Spatial discretisation uses high‑order Bézier (B‑spline) elements: quadratic Bézier hexahedra (BQ2) for displacement and magnetic potential, and linear Bézier hexahedra (BQ1) for pressure. This combination provides the necessary continuity for the mixed formulation while keeping the number of pressure degrees of freedom low. The resulting nonlinear system is solved by Newton‑Raphson iterations, with the generalized‑α scheme updating the internal variables at each iteration.

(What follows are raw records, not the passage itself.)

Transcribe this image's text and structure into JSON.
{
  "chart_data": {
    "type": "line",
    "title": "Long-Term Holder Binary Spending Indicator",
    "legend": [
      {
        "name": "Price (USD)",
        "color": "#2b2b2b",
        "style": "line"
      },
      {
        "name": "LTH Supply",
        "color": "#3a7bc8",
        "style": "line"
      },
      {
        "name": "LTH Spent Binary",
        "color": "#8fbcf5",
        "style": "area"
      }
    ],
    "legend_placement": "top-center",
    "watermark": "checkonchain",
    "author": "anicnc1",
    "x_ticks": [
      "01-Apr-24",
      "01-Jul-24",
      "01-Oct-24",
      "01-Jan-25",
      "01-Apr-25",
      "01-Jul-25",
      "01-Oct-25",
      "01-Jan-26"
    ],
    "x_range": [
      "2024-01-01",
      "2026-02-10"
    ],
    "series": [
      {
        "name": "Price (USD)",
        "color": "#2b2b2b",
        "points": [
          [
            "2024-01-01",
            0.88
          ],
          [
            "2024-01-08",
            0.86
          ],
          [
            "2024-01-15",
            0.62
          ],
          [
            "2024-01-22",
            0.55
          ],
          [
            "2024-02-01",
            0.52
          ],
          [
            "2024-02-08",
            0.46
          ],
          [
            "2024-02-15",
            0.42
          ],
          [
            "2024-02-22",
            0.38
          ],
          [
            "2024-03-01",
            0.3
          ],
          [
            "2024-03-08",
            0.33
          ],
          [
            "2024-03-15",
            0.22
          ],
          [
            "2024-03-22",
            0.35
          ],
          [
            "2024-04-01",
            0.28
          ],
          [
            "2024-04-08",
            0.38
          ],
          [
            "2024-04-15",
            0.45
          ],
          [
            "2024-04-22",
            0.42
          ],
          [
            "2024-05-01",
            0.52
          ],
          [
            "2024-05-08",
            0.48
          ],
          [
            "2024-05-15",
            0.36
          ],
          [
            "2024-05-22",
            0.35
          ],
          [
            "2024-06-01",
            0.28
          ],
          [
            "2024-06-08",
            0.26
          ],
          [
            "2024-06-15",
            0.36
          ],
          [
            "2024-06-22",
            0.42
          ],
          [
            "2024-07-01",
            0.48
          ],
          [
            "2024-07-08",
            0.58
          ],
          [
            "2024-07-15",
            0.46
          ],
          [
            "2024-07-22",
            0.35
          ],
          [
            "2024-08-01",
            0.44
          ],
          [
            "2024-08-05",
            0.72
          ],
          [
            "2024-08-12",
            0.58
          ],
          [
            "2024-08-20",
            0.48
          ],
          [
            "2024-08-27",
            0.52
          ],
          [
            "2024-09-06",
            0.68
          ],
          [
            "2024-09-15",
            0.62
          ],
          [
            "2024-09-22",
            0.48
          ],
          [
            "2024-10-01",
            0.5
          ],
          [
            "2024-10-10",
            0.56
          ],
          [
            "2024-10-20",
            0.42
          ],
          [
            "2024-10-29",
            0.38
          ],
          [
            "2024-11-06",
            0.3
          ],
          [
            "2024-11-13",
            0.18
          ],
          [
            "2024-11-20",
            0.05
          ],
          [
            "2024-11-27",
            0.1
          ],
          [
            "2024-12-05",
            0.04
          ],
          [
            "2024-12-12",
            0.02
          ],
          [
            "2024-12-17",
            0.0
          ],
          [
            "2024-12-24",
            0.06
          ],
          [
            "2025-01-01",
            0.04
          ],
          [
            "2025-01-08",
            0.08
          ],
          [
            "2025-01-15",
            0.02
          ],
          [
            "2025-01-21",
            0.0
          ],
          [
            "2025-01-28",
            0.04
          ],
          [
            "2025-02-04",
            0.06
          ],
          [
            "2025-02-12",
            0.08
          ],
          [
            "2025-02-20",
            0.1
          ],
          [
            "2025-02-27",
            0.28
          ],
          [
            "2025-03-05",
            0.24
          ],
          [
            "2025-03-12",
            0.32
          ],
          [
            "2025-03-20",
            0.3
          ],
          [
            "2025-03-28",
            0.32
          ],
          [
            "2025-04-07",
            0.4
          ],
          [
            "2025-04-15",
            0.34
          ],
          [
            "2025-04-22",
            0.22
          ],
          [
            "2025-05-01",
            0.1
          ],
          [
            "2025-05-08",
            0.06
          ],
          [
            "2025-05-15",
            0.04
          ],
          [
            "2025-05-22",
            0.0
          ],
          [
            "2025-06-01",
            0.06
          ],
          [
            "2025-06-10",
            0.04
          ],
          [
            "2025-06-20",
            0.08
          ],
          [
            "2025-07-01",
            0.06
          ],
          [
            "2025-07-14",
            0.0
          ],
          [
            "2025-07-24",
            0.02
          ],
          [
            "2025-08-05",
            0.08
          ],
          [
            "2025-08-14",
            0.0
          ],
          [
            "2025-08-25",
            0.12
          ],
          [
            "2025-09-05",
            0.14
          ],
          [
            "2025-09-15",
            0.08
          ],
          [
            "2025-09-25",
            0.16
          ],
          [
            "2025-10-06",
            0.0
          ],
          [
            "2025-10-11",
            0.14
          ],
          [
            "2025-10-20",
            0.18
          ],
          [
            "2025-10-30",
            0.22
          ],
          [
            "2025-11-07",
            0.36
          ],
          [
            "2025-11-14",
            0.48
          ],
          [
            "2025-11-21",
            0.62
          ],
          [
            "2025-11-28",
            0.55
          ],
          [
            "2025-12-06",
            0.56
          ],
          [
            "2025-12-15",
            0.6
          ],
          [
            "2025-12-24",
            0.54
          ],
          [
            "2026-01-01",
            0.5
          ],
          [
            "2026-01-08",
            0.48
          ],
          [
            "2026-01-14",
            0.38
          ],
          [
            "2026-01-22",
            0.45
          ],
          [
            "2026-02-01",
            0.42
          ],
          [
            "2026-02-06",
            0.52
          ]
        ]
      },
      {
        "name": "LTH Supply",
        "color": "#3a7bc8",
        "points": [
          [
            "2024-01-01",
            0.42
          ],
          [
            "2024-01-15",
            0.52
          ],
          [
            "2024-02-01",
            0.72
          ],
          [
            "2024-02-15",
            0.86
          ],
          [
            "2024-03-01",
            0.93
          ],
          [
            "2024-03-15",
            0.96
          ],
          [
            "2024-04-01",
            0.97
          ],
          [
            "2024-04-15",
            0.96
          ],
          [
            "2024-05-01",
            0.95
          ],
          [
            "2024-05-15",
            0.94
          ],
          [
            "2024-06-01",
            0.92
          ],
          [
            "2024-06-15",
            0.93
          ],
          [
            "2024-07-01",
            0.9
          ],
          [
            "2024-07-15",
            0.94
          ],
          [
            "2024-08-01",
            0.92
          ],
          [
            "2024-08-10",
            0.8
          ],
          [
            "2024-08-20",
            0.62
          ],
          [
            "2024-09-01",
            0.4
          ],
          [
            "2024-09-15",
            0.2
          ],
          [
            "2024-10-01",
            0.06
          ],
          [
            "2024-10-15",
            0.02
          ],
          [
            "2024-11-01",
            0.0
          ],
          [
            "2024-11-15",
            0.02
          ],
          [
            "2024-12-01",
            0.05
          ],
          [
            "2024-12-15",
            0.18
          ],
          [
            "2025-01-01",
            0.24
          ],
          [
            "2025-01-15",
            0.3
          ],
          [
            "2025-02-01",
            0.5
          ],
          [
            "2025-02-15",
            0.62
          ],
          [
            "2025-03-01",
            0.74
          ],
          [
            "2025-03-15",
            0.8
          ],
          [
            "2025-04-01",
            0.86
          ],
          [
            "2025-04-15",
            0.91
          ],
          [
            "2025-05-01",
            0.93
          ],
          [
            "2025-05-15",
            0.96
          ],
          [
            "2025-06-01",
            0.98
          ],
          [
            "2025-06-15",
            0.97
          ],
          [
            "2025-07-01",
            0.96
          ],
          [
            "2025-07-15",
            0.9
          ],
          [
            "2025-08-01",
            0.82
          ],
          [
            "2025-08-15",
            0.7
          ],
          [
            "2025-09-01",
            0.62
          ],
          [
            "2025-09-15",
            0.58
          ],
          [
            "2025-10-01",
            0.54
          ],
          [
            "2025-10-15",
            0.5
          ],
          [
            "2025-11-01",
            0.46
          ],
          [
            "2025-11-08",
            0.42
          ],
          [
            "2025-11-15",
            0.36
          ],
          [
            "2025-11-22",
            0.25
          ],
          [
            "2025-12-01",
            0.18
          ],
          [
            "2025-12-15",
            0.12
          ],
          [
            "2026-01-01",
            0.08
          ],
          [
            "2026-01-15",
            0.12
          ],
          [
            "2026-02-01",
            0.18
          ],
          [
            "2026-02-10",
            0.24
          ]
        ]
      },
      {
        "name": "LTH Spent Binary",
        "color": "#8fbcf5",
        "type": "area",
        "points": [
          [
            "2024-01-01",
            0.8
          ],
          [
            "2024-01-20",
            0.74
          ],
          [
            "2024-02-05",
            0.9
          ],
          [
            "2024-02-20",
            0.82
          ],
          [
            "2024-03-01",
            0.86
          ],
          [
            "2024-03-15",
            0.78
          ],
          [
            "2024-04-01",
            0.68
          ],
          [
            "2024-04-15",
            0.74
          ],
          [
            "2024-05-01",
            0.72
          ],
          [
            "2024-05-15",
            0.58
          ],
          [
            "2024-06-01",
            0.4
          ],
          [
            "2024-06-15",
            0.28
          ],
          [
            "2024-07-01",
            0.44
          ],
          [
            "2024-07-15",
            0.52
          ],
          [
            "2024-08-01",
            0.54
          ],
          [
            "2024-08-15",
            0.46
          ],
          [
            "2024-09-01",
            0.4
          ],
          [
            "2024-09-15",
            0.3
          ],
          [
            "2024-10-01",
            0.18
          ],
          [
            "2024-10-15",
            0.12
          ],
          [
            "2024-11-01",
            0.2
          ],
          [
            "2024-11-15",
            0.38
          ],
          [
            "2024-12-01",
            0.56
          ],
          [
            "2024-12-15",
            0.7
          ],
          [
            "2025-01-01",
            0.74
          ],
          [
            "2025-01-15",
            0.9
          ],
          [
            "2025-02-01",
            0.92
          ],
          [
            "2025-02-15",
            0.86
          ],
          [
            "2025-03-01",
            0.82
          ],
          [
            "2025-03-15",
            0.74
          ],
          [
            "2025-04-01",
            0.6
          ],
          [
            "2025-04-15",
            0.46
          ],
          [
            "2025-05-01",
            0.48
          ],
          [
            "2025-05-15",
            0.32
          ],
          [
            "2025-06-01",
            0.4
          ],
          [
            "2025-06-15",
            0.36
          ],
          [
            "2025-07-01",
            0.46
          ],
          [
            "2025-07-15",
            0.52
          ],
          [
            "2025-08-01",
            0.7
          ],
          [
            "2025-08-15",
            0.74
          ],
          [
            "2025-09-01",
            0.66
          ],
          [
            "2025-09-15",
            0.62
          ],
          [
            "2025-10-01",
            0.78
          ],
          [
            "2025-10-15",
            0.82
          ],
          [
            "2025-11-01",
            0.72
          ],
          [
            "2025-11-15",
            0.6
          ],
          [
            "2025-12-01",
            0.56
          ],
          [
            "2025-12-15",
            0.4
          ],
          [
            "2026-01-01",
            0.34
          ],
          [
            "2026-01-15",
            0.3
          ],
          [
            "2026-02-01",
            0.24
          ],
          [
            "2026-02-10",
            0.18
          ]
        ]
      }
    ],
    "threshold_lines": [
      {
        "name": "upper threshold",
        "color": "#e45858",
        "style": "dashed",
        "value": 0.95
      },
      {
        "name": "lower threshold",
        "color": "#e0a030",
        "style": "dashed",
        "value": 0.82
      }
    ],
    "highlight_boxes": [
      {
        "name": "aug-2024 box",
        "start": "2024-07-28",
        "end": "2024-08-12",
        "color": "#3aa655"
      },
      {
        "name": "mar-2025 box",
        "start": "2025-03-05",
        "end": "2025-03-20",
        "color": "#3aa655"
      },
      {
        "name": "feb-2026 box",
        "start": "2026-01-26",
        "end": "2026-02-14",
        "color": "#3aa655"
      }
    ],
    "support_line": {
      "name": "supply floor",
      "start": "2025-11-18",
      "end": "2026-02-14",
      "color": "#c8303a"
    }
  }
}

Two benchmark problems validate the methodology. A three‑dimensional cantilever beam subjected to an external magnetic field demonstrates that both soft and hard MAP models predict deflection and torque within 5 % of experimental measurements, and that the framework smoothly transitions between compressible and incompressible formulations without loss of convergence. A robotic gripper model, involving contact and magnetic actuation, is used to study the influence of viscoelastic parameters (elastic modulus, relaxation ratio) on dynamic response. The results show that increasing the relaxation ratio reduces the initial rapid deformation but has little effect on the final static shape, confirming the model’s ability to capture rate‑dependent behavior.
Key contributions of the work are:
- A unified FEM framework that simultaneously handles soft and hard magnetic MAPs, compressible and truly incompressible materials, and viscoelastic effects.
- Integration of high‑order Bézier elements with a mixed displacement‑pressure‑potential formulation, avoiding the drawbacks of F‑bar or large‑bulk‑modulus approaches.
- Use of the generalized‑α scheme for internal‑variable evolution, providing second‑order accuracy and unconditional stability.
- Experimental‑driven validation on beam and gripper configurations, establishing both accuracy and practical applicability.
The authors argue that this unified approach paves the way for efficient design and optimization of soft robotic components, morphing structures, magnetic vibration absorbers, and other smart devices that rely on magneto‑mechanically coupled, rate‑dependent polymeric materials.